Israeli government ministries have on average met 72 percent of their 2016 main annual targets, a new report that measures outcomes against goals shows.
The report, published by the Prime Minister’s Office, is the first ever issued by the government that measures performance against preset annual targets. It includes 258 indicators measured against the aims.
The document reveals, for example, that the Finance Ministry has exceeded its goals for lowering the budget deficit and increasing revenues, and has also exceeded its goal of increasing profits at government-owned companies.
Israel’s planning administration, as another example, has exceeded its target of increasing housing units in 2016. Building starts, however, even if they increased over 2015, did not match the set target for 2016, according to the report.
The Health Ministry, the report said, met its target of improving the consumer hospitalization experience. It has, however, fallen short of its aim to cut the waiting time for MRI Magnetic Resonance Imaging (MRI) appointments for patients to 14 days. In practice, waiting time dropped to 20 days in 2016 from 53 days in 2015.

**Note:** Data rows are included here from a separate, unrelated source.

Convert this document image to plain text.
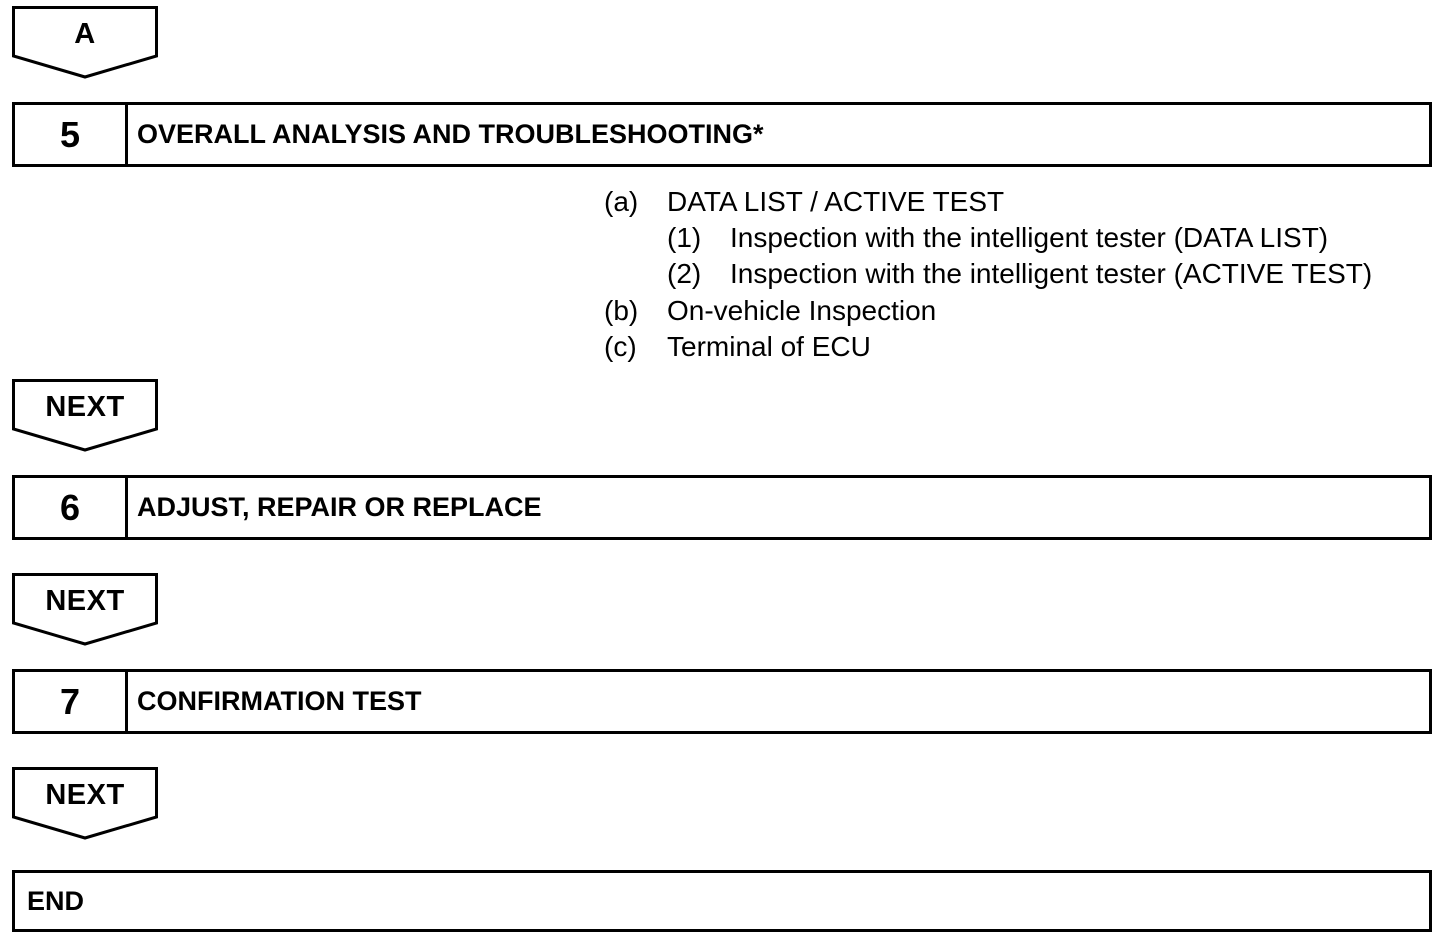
A
5	OVERALL ANALYSIS AND TROUBLESHOOTING*
(a) DATA LIST / ACTIVE TEST
(1) Inspection with the intelligent tester (DATA LIST)
(2) Inspection with the intelligent tester (ACTIVE TEST)
(b) On-vehicle Inspection
(c) Terminal of ECU
NEXT
6	ADJUST, REPAIR OR REPLACE
NEXT
7	CONFIRMATION TEST
NEXT
END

The Education Ministry registered an improvement in both the number of students eligible for high school diplomas and the number of diploma holders who were about to enter graduate studies. But because the ministry did not set targets for 2016, it was possible to measure the increase over 2015, but not against a goal.
According to the report, the Ministry of Social Affairs and Social Services exceeded its target of raising the welfare levels of families in its care, and also in lowering the number of children at risk that are included in its programs.
“This is all about accountability” and is part of a change the Israeli government is undertaking, Eli Groner, the director general of the Prime Minister’s Office, said at a briefing with journalists on Wednesday, ahead of publication of the Main Indicators Report 2016 on Thursday.
“The process of getting ministries to agree to this new kind of transparency wasn’t easy,” Groner admitted, but added the document will be a source of transparency for the public and help instill a new culture of accountability — similar to that implemented by some OECD countries — into Israeli ministries.
“The work of the government is improving, its management is improving and we have made everything quantifiable,” Groner said.
Last year was the first year government ministries issued their targets, and new goals have already been set for 2017-2018.
The Foreign Ministry, Defense Ministry and Prime Minister’s Office are not included in the report, but Groner said that the PMO will be included in next year’s report and has already set out its targets for 2017-2018, among which a key aim is to lower the levels of regulation in the economy.
“We cannot implement all our targets in one go,” Prime Minister Benjamin Netanyahu said in an emailed statement ahead of publication of the report. “But we are not desisting from our aim.”
There are also discussions underway with the Defense Ministry to set out targets for its civilian operations.
“It is a good thing the government sets goals and good that it looks back at the ability to achieve these goals,” said Omer Moav, a professor of economics with IDC Herzliya. “But if the government is the one that sets the goals, maybe it is setting goals that are the easiest to achieve. Also, the government is giving itself a mark here. What is the objective measure in this whole process?”